# Introduction to Decision Theory

Decision Theory: Dealing with choice among actions based on the desirability of their immediate outcomes; environment is thus episodic.

$$P(RESULT(a) = s'|\,a,e)$$
RESULT(a): random variable whose values are possible outcome states, given action a.
Probability of outcome s’, given evidence observations e.

$$EU(a|e) = \sum\limits_{s'} P(RESULT(a) = s'|\,a,e)U(s')$$
U(s): Utility function, a single number that expresses desirability of a state.
Average utility value of the outcomes, weighted by probability of outcome occuring.

$$action = \textrm{argmax}\: EU(a|e)$$
Maximum Expected Utility (MEU): Rational agent should choose the action that maximizes agent’s expected utility.

“If an agent acts so as to maximize a utility function that correctly reflects the performance measure, then the agent will achieve the highest possible performance score (averaged over all the possible environments.)”

# Utility Theory

## Constraints on Rational Preferences

Notation

• $$A \succ B$$ the agent prefers A over B

• $$A \sim B$$ the agent is indifferent between A and B

• $$A \succeq B$$ the agent prefers A over B or is indifferent between them.

A and B are not states, but a set out outcomes for each action–a lottery.

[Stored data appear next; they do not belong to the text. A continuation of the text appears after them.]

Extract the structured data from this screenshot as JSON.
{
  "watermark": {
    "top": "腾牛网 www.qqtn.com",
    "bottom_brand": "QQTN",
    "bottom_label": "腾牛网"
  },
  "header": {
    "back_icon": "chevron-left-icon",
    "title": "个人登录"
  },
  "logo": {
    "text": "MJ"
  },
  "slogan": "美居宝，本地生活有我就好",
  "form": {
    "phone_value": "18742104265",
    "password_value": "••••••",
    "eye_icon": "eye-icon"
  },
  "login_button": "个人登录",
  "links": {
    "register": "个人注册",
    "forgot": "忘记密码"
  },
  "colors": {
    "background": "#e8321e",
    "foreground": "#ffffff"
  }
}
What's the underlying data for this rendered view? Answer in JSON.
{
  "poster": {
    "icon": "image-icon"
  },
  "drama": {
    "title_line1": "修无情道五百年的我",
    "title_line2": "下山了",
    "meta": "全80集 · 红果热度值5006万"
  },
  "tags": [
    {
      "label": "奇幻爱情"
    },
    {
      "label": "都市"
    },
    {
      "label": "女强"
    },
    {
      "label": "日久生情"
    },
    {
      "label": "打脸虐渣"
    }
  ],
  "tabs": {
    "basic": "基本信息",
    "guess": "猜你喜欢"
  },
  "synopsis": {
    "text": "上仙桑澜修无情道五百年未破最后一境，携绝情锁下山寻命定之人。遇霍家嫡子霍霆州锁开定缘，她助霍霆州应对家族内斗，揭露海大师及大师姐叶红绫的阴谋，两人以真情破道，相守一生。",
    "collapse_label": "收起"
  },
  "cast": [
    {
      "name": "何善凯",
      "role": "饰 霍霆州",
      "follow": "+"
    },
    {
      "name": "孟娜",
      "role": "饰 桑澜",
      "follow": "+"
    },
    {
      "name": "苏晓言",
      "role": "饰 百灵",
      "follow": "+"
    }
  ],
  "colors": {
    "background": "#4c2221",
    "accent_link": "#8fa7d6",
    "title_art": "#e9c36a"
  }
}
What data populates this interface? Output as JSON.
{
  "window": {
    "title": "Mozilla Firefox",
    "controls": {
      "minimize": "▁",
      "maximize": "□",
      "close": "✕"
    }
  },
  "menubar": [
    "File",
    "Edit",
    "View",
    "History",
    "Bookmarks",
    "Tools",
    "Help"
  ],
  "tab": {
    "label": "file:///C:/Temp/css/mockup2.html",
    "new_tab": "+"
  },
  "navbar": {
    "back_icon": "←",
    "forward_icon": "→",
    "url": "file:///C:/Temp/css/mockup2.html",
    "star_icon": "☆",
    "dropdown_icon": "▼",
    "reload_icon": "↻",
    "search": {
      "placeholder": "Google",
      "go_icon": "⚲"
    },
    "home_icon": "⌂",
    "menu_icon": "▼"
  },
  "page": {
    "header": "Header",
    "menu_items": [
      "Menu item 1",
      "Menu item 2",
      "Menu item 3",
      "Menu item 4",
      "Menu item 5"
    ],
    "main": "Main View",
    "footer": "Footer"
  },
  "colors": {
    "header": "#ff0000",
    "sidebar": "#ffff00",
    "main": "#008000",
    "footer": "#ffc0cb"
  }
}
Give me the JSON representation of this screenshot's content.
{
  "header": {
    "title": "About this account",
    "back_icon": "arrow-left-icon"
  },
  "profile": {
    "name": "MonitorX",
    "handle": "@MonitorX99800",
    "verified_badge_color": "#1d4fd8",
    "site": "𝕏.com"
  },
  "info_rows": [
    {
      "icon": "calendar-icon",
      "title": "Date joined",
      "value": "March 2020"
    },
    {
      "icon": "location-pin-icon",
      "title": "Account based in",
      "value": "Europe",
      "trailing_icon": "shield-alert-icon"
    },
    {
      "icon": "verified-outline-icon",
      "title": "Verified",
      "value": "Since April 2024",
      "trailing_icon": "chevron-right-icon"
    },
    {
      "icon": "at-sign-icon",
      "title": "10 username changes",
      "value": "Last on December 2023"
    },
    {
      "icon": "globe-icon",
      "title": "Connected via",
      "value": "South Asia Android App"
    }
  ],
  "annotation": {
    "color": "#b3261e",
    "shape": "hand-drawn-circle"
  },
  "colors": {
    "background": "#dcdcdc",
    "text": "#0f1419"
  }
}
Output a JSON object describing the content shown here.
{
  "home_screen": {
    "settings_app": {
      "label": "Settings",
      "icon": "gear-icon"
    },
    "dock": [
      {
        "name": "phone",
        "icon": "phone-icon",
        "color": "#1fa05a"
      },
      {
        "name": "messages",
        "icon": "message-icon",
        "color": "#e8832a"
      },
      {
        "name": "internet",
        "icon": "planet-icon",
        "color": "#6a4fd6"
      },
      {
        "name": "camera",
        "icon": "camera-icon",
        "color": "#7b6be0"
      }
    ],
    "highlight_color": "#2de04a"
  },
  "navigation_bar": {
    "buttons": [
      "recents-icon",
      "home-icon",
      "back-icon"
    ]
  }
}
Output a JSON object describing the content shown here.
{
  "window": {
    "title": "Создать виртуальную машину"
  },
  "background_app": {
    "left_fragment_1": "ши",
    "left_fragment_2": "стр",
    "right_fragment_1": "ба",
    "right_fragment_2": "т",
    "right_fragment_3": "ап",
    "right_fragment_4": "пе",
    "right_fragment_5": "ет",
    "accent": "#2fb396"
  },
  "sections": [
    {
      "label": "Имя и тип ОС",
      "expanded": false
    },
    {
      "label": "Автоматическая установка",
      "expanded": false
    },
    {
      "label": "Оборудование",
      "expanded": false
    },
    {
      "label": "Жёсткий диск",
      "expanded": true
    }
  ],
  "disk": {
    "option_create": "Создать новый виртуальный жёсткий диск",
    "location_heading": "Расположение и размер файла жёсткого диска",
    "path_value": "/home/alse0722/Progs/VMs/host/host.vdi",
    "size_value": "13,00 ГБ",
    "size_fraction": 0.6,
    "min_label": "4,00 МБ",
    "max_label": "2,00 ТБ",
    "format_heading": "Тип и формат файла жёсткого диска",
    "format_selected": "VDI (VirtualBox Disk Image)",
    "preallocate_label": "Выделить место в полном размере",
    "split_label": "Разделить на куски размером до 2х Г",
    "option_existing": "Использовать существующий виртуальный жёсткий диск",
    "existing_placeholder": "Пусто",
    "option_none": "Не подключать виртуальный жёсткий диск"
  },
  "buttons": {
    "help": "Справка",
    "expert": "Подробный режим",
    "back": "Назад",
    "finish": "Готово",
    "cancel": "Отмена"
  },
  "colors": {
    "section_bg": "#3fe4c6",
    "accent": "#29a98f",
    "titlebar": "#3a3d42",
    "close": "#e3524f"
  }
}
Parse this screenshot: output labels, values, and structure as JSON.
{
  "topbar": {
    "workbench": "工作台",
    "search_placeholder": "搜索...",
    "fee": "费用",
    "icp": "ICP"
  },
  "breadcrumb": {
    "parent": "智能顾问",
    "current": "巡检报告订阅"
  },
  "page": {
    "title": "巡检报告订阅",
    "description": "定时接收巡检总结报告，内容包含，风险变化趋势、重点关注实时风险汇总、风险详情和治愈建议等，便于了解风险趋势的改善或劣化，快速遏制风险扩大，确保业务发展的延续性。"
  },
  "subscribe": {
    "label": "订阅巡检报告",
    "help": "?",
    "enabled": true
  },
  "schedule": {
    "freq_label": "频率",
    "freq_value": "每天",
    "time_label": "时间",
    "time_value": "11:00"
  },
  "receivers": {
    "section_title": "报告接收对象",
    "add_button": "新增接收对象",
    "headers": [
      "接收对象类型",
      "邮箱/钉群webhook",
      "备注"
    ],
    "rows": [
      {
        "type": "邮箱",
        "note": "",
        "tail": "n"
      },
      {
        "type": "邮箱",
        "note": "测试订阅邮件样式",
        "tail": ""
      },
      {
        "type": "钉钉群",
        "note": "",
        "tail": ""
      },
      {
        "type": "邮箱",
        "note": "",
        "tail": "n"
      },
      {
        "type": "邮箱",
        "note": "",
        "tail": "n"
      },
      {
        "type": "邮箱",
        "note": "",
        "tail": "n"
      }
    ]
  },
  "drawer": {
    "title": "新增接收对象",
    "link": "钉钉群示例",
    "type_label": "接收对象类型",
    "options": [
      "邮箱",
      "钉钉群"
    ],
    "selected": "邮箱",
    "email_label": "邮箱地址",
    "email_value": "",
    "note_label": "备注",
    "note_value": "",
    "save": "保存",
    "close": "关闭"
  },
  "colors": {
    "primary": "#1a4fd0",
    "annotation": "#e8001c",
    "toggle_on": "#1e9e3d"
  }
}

A lottery $$L$$ with possible outcomes $$S_1,...,S_n$$ that occurs with probabilities $$p_1,...,p_n$$: $$L = [p_1,S_1;\,p_2, S_2;\, ... p_n, S_n].$$
Each outcome $$S_i$$ of a lottery can be either an atomic state or another lottery.
Preferences relations must require six constraints:

1. Orderability: Given any two lotteries, a rational agent must either prefer one to the other or rate them as equally preferable.
Exactly one of $$A \succ B$$, $$A \sim B$$, $$B \succ A$$

2. Transitivity: Given any three lotteries, if an agent prefers A to B and prefers B to C, then the agent must prefer A to C

3. Continuity: If some lottery B is between A and C in preference, then there is some probability p for which the rational agent will be indifferent between getting B for sure and the lottery that yields A with probability p and C with probability 1-p.

4. Substitutability: If an agent is indifferent between two lotteries A and B, then the agent is indifferent between two more complex lotteries that are the same except B is substitued for A in one of them. (This holds regardsless of the probabilities and the other outcome(s) in the lotteries.

5. Monotinicity: Suppose two lotteries have the same two possible outcomes, A and B. If an agent prefers A to B, then the agent must prefer the loterry that has a higher probability for A (and vice versa)

6. Decomposability: Compound lotteries can be reduced to simpler ones using the laws of probability. “No fun in gambling” rule: two consecutive lotteries can be compressed into a single equivalent lottery.
$$[p,A;\,1-p,[q,B;\,1-q,C]]\,\sim\,[p,A;\,(1-p)q,B;\,(1-p)(1-q),C].$$

## Preferences lead to utility

• Existence of a Utility Function: If an agent’s preferences obey the axioms of utility; then there exists a function $$U$$ such that $$U(A) > U(B)$$ if and only if A is preferred to B and U(A) = U(B) if and only iff the agent is indifferent between A and B.
$$U(A) > U(B) \Leftrightarrow A \succ B$$
$$U(A) = U(B) \Leftrightarrow A \sim B$$

• Expected Utility of a Lottery: The utility of a lottery is the sum of the probability of each outcome times the utility of that outcome.
$$U([p_1, S_1;...;p_n,S_n]) = \sum\limits_{i} p_iU(S_i).$$

# Utility Functions

A utility is a function that maps from lotteries to real numbers.
An agent can have any preferences that it wants; Preferences themselves cannot be irrational.

## Utility assessment and utility scales

• Pereference Elicitation: Process that involves presenting chocies to the agent and using the observed preferences to pin down the underlying utility function

• Normalized Utility: Establish a “best” utility and a “worst” utility. Normalized Utility use a scale with Worst = 0 and Best = 1.

• Use a Standard Lottery $$[p, util_{min};\,(1-p),util_{max}]$$ to assess utility of any paticular prize $$S$$. $$p$$ is adjusted until the agent is indifferent between $$S$$ and the standard lottery. Utility of $$S$$ is given by $$p$$.